Perrigo, Billy. "Exclusive: OpenAI Used Kenyan Workers on Less Than $2 Per Hour to Make ChatGPT Less Toxic." Time, January 18, 2023. The investigative report that revealed the working conditions of Kenyan data annotators who labeled toxic content for OpenAI's ChatGPT. Workers described viewing hundreds of descriptions of violence, sexual abuse, and self-harm daily, for wages of approximately $2 per hour. Several reported symptoms of PTSD. The article is a primary source for the chapter's discussion of annotation labor and is essential reading for understanding the human costs hidden behind generative AI systems.

Jiang, Harry H., et al. "AI Art and Its Impact on Artists." Proceedings of the 2023 AAAI/ACM Conference on AI, Ethics, and Society, 363-374. ACM, 2023. An empirical study of generative AI's impact on visual artists, based on surveys and interviews with professional artists. The researchers document economic impacts (income loss, market displacement), psychological impacts (devaluation of creative identity), and collective responses (opt-out campaigns, legal action). The paper provides the empirical foundation for the chapter's discussion of artist displacement and the AI art controversy case study.

Watermarking, Provenance, and Governance Tools

Coalition for Content Provenance and Authenticity (C2PA). "C2PA Technical Specification." Version 1.3, 2024. The technical specification for the C2PA standard described in Section 18.6. The document details how provenance metadata is embedded in digital content using cryptographic signatures, creating a chain of custody from creation through editing and distribution. While technical, the specification's introductory sections are accessible and provide concrete detail for understanding how content provenance works in practice.

Gu, Zhongjie, et al. "A Survey on Deepfake Detection." IEEE Transactions on Knowledge and Data Engineering 35, no. 12 (2023): 12596-12616. A comprehensive survey of deepfake detection methods, covering both image/video detection and audio detection.

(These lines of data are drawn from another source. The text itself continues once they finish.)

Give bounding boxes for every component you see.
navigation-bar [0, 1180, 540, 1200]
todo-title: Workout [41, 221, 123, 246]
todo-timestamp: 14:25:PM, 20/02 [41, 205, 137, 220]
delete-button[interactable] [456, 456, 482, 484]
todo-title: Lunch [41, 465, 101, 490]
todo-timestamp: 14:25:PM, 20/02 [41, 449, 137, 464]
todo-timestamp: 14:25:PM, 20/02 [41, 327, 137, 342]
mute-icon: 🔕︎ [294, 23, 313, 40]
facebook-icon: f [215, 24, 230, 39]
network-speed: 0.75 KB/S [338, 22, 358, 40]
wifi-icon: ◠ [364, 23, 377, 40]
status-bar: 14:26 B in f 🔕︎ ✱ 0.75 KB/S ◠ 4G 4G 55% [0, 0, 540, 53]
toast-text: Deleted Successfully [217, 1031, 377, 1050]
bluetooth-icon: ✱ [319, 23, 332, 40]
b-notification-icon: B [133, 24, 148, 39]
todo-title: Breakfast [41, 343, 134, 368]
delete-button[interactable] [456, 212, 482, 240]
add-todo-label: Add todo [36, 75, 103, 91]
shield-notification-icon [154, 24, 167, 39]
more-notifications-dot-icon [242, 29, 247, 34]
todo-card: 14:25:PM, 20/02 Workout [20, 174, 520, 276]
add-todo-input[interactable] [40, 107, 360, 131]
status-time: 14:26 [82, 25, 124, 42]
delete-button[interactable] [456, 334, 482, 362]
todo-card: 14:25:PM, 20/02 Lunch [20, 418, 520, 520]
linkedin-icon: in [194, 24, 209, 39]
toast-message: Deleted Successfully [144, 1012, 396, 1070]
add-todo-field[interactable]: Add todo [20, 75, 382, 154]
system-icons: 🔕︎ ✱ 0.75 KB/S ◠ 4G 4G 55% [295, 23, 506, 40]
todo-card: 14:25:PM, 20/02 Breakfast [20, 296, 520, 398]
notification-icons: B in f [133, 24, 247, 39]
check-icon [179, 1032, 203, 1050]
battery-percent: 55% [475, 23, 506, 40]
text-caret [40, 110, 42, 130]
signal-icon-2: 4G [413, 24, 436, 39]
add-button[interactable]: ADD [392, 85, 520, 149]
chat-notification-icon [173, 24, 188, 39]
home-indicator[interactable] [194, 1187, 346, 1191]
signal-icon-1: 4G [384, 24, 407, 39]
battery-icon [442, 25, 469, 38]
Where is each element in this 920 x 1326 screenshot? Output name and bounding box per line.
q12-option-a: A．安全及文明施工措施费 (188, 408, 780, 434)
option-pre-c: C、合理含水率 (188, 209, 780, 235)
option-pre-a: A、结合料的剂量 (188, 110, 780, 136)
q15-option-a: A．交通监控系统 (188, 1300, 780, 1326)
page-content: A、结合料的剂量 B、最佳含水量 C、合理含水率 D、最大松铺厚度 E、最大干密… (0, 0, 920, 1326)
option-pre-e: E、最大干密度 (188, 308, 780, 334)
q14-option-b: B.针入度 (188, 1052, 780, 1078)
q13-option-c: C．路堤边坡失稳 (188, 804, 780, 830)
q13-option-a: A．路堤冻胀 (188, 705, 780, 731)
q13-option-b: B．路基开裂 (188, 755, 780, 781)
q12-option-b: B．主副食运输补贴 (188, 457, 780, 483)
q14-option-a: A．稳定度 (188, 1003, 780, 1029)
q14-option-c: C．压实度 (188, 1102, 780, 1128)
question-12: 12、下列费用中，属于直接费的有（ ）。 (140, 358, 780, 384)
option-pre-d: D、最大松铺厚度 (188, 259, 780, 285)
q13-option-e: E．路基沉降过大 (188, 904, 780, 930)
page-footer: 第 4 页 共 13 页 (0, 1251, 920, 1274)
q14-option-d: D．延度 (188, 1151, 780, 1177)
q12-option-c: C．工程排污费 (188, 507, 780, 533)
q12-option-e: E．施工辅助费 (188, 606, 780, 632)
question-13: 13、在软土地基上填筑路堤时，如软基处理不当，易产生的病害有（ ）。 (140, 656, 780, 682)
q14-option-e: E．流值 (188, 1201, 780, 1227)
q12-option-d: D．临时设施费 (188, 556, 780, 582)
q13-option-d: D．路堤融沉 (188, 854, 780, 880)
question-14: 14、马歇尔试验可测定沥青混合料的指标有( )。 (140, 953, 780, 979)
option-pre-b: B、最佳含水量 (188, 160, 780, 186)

The paper evaluates the effectiveness of different approaches (frequency analysis, biological signal detection, neural network classifiers) and documents the arms race between generation and detection. Useful for understanding why technical detection alone cannot solve the deepfake governance challenge.

Policy and Regulation

European Parliament. "Regulation (EU) 2024/1689 Laying Down Harmonised Rules on Artificial Intelligence (Artificial Intelligence Act)." Official Journal of the European Union, 2024. The EU AI Act includes specific provisions for generative AI: disclosure requirements for AI-generated content, transparency obligations for model providers, and rules governing the use of copyrighted material in training data. As the most comprehensive AI governance framework in the world, it provides essential context for the chapter's discussion of legislative responses. The Act's treatment of "general-purpose AI models" is particularly relevant to LLM governance.

U.S. Copyright Office. "Copyright Registration Guidance: Works Containing Material Generated by Artificial Intelligence." Federal Register 88, no. 51 (March 16, 2023): 16190-16194. The Copyright Office's guidance on AI-generated content registration — ruling that purely AI-generated content cannot be copyrighted but that works involving substantial human creative contribution may be eligible. The guidance has been applied in several registration decisions and is the most authoritative U.S. statement on AI authorship to date.

These readings are starting points, not endpoints. The generative AI landscape evolves faster than any textbook can capture. Students are encouraged to supplement these sources with current reporting from outlets covering AI policy, law, and ethics.